Location
- 8201 West Fullerton Avenue Elmwood Park, Illinois USA

Information
- Type: Public secondary
- Motto: Our Pride, Our Students, Our Future
- Established: 1954
- School district: Elmwood Park Community Unit School District 401
- Principal: Amanda Brode-Rico
- Faculty: 70
- Grades: 9–12
- Enrollment: 1,022 (2023–2024)
- Campus: Suburban
- Color: Black Gold
- Athletics: Football, Baseball, Basketball, Wrestling, Soccer, Volleyball, Tennis, Track, Cross Country, Golf, Softball, Cheerleading
- Mascot: Tiger
- Nickname: EPHS
- Yearbook: Scroll
- Website: ephs.epcusd401.org

= Elmwood Park High School (Illinois) =

Elmwood Park High School, or EPHS, is a public four-year high school located in Elmwood Park, Illinois, a western suburb of Chicago, Illinois, in the United States. It is part of Elmwood Park Community Unit School District 401.

== About EPHS ==
Elmwood Park High School is a four-year comprehensive high school located in Elmwood Park, Illinois. Students are all residents of Elmwood Park.

Opened for classes in 1954, Elmwood Park now has an enrollment of approximately 950 students with approximately 225 students in the senior class. Follow-up studies indicate that approximately 90% of the graduates have continued their education beyond high school.

===Accreditation===
Elmwood Park High School is fully accredited by the North Central Association of Colleges and Schools and the Illinois State Board of Education.

===Faculty===
The school has a professional staff of 70 certified personnel.

===National Honor Society===
Elmwood Park High School is chartered as the Harold Grothen Chapter of the National Honor Society of Secondary Schools.

== Academics ==
In 2005, Elmwood Park had an average composite ACT score of 22.0, and graduated 92.9% of its senior class. The average class size is 20.3. Elmwood Park has made Adequate Yearly Progress on the Prairie State Achievement Examination in 2009 for the first time in years, a state test part of the No Child Left Behind Act.

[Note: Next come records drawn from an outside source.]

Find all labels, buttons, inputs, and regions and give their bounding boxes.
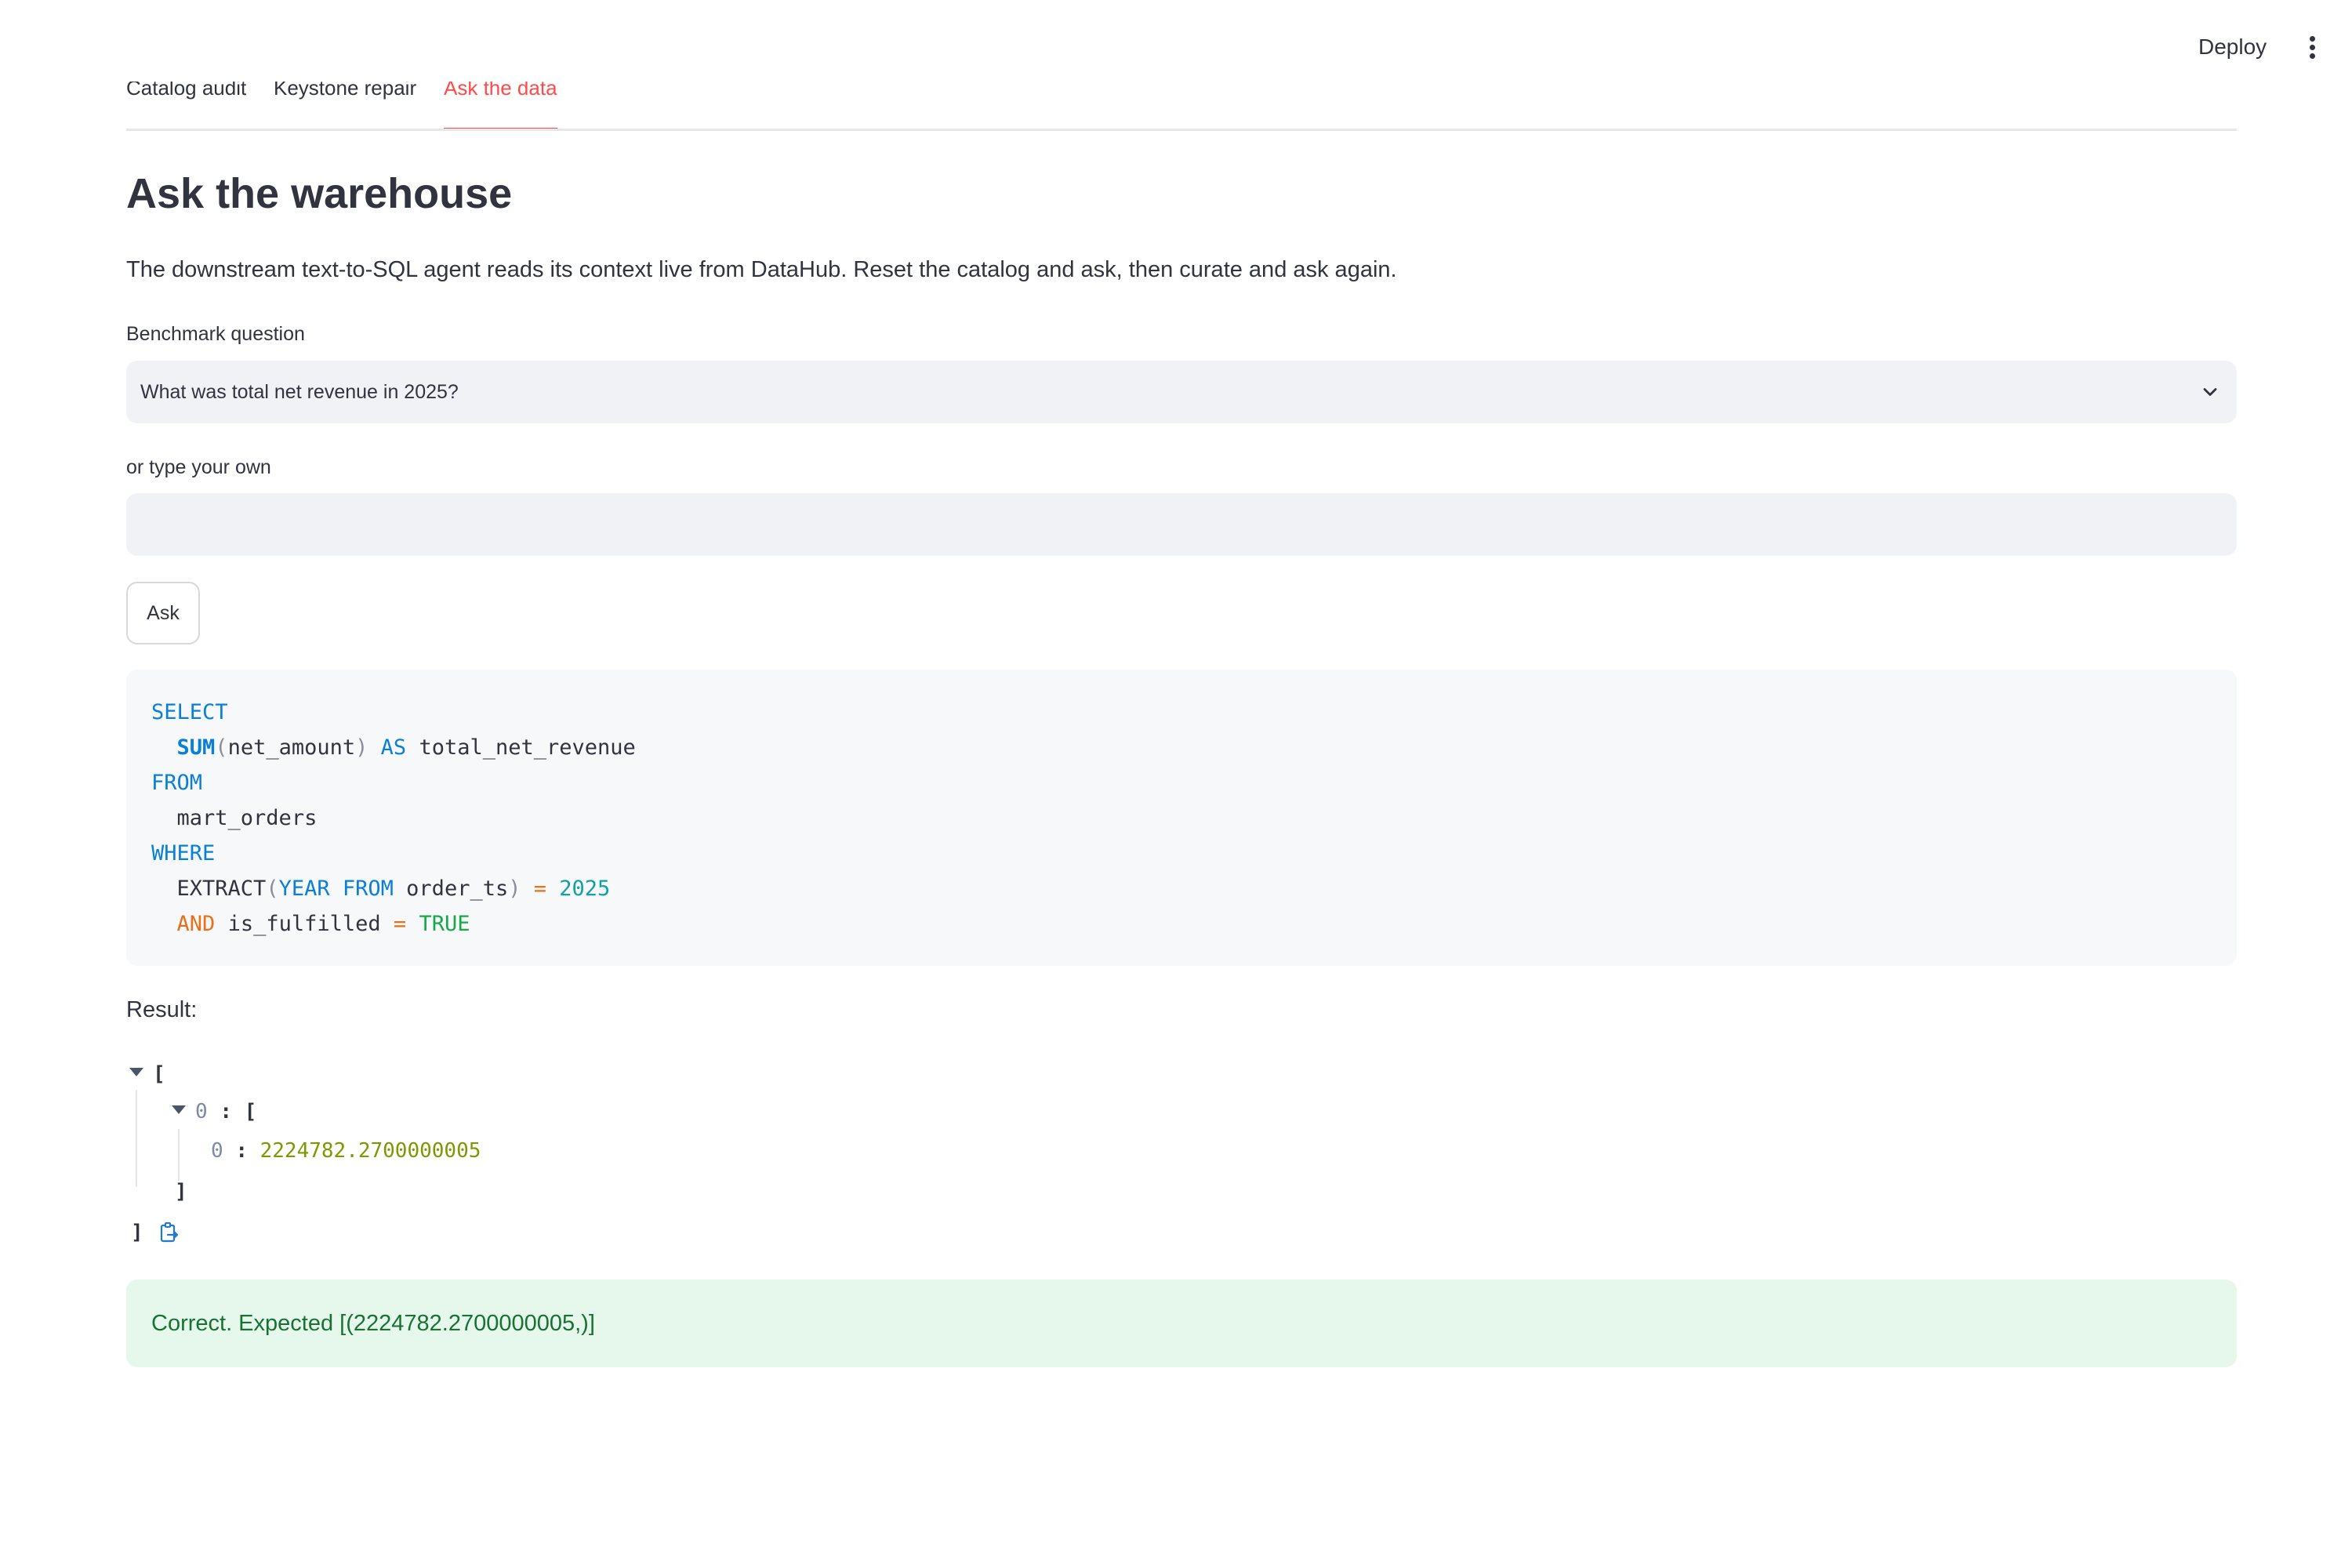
sql-punctuation: ) [355,735,368,760]
sql-identifier: net_amount [227,735,356,760]
sql-line: FROM [151,765,2212,800]
sql-keyword: FROM [151,771,203,795]
deploy-button[interactable]: Deploy [2187,28,2278,66]
page-title: Ask the warehouse [126,170,513,217]
page-description: The downstream text-to-SQL agent reads i… [126,257,1397,282]
sql-keyword: AS [380,735,407,760]
sql-keyword: SELECT [151,700,228,724]
sql-operator: = [533,877,547,901]
sql-punctuation: ) [508,877,521,901]
sql-line: EXTRACT(YEAR FROM order_ts) = 2025 [151,871,2212,906]
sql-keyword: WHERE [151,841,216,866]
json-close-bracket: ] [131,1221,143,1244]
benchmark-question-value: What was total net revenue in 2025? [140,381,459,403]
sql-identifier: is_fulfilled [227,912,381,936]
collapse-toggle-icon[interactable] [129,1068,143,1076]
json-value: 2224782.2700000005 [260,1139,481,1163]
sql-number: 2025 [559,877,611,901]
tab-catalog-audit[interactable]: Catalog audit [126,82,246,119]
tab-keystone-repair[interactable]: Keystone repair [274,82,416,119]
sql-line: mart_orders [151,800,2212,836]
sql-boolean: TRUE [419,912,470,936]
sql-line: SUM(net_amount) AS total_net_revenue [151,730,2212,765]
json-result-viewer: [ 0 : [ 0 : 2224782.2700000005 ] ] [126,1058,832,1254]
json-indent-guide [178,1129,180,1181]
kebab-menu-icon[interactable] [2297,28,2328,66]
sql-punctuation: ( [215,735,228,760]
json-close-bracket: ] [175,1180,187,1203]
benchmark-question-select[interactable]: What was total net revenue in 2025? [126,361,2237,423]
app-header: Deploy [0,0,2352,94]
collapse-toggle-icon[interactable] [172,1105,186,1114]
json-array-entry: 0 : [ [195,1100,257,1123]
custom-question-label: or type your own [126,456,271,478]
sql-keyword: YEAR [278,877,330,901]
sql-identifier: total_net_revenue [419,735,636,760]
json-value-entry: 0 : 2224782.2700000005 [211,1139,481,1163]
success-alert: Correct. Expected [(2224782.2700000005,)… [126,1279,2237,1367]
chevron-down-icon [2203,388,2217,396]
json-index: 0 [211,1139,223,1163]
sql-line: WHERE [151,836,2212,871]
ask-button[interactable]: Ask [126,582,200,644]
json-index: 0 [195,1100,208,1123]
sql-operator: = [393,912,407,936]
tab-ask-the-data[interactable]: Ask the data [444,82,557,129]
json-open-bracket: [ [153,1062,165,1086]
sql-punctuation: ( [266,877,279,901]
sql-operator: AND [176,912,216,936]
custom-question-input[interactable] [126,493,2237,556]
sql-keyword: FROM [342,877,394,901]
benchmark-question-label: Benchmark question [126,323,305,345]
sql-identifier: order_ts [406,877,509,901]
sql-code-block: SELECT SUM(net_amount) AS total_net_reve… [126,670,2237,966]
sql-identifier: mart_orders [176,806,318,830]
sql-line: AND is_fulfilled = TRUE [151,906,2212,942]
sql-line: SELECT [151,695,2212,730]
sql-function: EXTRACT [176,877,267,901]
tab-bar: Catalog audit Keystone repair Ask the da… [126,82,2237,131]
sql-function: SUM [176,735,216,760]
result-label: Result: [126,997,198,1022]
copy-to-clipboard-icon[interactable] [159,1221,180,1243]
json-indent-guide [136,1090,137,1187]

As of 2013, U.S. News & World Report had ranked the school in the top 10 percent in Illinois and in the U.S.

== Athletics ==
Elmwood Park competes in the Upstate Eight Conference and Illinois High School Association.

Elmwood Park Tigers 2012 Football team won the Metro Suburban Conference Title for the first time since 1985. They were co-champions of the Metro Suburban Conference again in 2017.